Posted to issues@hive.apache.org by "Sergey Shelukhin (JIRA)" <ji...@apache.org> on 2016/11/15 19:24:59 UTC

[jira] [Commented] (HIVE-14841) Replication - Phase 2

    [ https://issues.apache.org/jira/browse/HIVE-14841?page=com.atlassian.jira.plugin.system.issuetabpanels:comment-tabpanel&focusedCommentId=15668011#comment-15668011 ] 

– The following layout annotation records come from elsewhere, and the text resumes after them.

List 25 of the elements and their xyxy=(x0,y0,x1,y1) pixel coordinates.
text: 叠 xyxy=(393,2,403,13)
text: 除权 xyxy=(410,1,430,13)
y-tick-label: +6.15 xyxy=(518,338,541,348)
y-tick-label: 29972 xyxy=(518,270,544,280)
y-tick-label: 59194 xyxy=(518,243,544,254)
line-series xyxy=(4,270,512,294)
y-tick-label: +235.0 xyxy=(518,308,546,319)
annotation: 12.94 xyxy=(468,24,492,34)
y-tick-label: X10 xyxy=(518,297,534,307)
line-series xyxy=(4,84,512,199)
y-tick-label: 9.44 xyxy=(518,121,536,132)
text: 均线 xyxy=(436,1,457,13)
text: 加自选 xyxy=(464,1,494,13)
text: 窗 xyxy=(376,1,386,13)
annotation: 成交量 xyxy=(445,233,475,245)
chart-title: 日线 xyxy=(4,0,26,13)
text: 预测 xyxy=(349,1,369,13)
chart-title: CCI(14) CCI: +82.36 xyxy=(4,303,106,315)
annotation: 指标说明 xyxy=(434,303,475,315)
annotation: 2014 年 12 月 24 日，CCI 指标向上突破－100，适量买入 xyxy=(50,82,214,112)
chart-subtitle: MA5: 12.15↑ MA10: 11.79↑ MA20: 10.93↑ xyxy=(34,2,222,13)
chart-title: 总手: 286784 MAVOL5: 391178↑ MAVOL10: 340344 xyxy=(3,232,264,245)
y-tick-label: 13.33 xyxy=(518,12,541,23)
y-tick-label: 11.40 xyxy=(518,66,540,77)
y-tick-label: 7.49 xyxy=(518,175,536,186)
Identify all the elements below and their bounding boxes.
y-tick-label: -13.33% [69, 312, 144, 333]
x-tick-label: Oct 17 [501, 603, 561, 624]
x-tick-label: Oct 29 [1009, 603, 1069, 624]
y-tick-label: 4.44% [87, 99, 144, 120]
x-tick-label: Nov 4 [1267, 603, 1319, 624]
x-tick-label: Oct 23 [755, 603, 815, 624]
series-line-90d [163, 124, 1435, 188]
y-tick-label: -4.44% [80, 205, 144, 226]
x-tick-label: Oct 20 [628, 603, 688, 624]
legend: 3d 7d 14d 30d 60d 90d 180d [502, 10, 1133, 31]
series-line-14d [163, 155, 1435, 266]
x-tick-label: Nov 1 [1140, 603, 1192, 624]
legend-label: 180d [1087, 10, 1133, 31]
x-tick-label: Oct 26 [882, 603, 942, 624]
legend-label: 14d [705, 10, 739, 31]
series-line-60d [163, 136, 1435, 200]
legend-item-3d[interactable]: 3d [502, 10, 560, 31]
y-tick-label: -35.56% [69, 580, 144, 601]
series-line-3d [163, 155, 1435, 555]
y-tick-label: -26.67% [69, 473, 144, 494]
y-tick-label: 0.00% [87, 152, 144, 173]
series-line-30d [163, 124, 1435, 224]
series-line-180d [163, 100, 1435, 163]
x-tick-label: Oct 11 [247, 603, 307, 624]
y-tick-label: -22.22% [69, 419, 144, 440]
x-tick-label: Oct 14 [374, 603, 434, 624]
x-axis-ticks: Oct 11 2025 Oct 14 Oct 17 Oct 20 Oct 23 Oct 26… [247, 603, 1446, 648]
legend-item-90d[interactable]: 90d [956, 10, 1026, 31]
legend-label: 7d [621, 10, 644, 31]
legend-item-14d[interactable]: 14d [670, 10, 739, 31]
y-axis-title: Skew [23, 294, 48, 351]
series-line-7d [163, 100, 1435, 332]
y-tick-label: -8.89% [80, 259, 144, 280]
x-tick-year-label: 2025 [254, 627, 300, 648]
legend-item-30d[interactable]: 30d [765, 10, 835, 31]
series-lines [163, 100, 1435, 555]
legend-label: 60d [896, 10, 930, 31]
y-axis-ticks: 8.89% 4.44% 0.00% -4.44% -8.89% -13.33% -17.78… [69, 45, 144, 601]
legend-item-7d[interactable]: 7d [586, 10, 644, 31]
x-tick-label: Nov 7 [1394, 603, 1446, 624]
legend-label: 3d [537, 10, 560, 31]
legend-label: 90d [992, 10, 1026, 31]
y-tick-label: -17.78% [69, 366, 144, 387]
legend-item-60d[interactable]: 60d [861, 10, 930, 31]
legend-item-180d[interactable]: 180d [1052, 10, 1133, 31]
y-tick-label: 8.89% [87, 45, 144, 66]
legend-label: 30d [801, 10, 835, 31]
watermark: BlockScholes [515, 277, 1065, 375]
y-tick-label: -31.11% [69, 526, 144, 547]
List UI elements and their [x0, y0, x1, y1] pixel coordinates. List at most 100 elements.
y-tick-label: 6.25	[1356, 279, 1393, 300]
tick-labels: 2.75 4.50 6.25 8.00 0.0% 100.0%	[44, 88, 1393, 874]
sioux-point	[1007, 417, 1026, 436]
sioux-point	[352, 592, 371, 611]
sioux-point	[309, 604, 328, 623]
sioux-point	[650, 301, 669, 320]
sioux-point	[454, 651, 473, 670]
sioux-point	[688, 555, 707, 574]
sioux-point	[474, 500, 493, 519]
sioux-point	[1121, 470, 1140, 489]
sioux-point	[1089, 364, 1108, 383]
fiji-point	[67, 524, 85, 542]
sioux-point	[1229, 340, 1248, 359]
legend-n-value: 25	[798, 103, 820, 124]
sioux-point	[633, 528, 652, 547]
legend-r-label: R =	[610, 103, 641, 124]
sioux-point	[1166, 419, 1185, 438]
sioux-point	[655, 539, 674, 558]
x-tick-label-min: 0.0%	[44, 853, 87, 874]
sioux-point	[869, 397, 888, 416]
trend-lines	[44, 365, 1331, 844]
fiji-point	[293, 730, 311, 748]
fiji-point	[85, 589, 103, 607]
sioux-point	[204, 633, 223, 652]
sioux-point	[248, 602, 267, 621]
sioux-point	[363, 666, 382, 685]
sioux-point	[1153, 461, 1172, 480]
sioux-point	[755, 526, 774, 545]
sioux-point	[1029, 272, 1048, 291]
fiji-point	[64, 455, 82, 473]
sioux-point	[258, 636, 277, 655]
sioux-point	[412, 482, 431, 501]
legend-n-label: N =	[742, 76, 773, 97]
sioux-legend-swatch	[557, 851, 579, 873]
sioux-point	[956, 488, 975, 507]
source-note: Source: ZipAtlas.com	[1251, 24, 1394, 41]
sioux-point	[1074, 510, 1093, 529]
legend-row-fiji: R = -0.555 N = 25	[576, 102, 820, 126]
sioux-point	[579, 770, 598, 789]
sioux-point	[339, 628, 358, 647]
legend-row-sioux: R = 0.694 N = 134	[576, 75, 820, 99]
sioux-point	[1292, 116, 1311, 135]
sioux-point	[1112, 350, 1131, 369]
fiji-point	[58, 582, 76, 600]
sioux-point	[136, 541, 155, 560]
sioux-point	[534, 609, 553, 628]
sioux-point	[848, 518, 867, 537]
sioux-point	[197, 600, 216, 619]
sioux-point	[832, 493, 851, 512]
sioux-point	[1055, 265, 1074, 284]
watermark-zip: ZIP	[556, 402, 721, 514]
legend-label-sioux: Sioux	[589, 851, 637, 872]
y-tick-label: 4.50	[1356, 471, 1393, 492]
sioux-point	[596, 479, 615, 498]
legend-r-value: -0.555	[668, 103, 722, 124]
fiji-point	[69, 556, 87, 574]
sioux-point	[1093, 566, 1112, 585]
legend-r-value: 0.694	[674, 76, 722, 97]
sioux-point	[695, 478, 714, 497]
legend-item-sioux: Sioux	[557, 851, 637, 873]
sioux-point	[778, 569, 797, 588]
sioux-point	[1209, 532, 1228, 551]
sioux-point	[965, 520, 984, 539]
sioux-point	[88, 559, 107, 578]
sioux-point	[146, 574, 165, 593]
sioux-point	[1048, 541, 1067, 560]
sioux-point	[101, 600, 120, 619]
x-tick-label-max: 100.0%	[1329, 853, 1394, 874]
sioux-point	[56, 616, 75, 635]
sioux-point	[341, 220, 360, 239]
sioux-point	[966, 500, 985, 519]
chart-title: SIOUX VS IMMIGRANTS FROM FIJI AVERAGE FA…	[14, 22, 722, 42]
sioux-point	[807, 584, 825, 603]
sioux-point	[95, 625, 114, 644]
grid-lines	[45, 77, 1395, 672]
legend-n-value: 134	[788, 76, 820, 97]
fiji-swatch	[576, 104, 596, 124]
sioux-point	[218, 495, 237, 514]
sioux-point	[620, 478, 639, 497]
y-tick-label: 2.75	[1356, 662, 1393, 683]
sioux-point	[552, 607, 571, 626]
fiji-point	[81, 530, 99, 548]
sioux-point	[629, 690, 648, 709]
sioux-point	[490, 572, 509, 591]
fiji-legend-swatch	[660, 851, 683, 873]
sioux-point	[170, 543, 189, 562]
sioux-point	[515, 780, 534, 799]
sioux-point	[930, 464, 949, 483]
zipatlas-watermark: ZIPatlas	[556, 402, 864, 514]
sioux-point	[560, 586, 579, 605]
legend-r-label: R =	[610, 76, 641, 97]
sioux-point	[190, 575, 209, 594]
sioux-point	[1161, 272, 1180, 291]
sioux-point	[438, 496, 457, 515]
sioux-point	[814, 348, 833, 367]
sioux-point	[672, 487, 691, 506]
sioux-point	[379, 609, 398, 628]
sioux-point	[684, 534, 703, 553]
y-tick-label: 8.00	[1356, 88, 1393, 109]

Sergey Shelukhin commented on HIVE-14841:
-----------------------------------------

Is it possible to do work in the branch? This causes immense conflicts with hive-14535 branch, and I see tons of comments that purport with FIXMEs and stuff to move code around and refactor this and that.
I think this should be done on the branch and merged once when ready, so that conflicts with parallel changes to the code affected by the moves are minimized.

> Replication - Phase 2
> ---------------------
>
>                 Key: HIVE-14841
>                 URL: https://issues.apache.org/jira/browse/HIVE-14841
>             Project: Hive
>          Issue Type: New Feature
>          Components: repl
>    Affects Versions: 2.1.0
>            Reporter: Sushanth Sowmyan
>            Assignee: Sushanth Sowmyan
>
> Per email sent out to the dev list, the current implementation of replication in hive has certain drawbacks, for instance :
> * Replication follows a rubberbanding pattern, wherein different tables/ptns can be in a different/mixed state on the destination, so that unless all events are caught up on, we do not have an equivalent warehouse. Thus, this only satisfies DR cases, not load balancing usecases, and the secondary warehouse is really only seen as a backup, rather than as a live warehouse that trails the primary.
> * The base implementation is a naive implementation, and has several performance problems, including a large amount of duplication of data for subsequent events, as mentioned in HIVE-13348, having to copy out entire partitions/tables when just a delta of files might be sufficient/etc. Also, using EXPORT/IMPORT allows us a simple implementation, but at the cost of tons of temporary space, much of which is not actually applied at the destination.
> Thus, to track this, we now create a new branch (repl2) and a uber-jira(this one) to track experimental development towards improvement of this situation.



--
This message was sent by Atlassian JIRA
(v6.3.4#6332)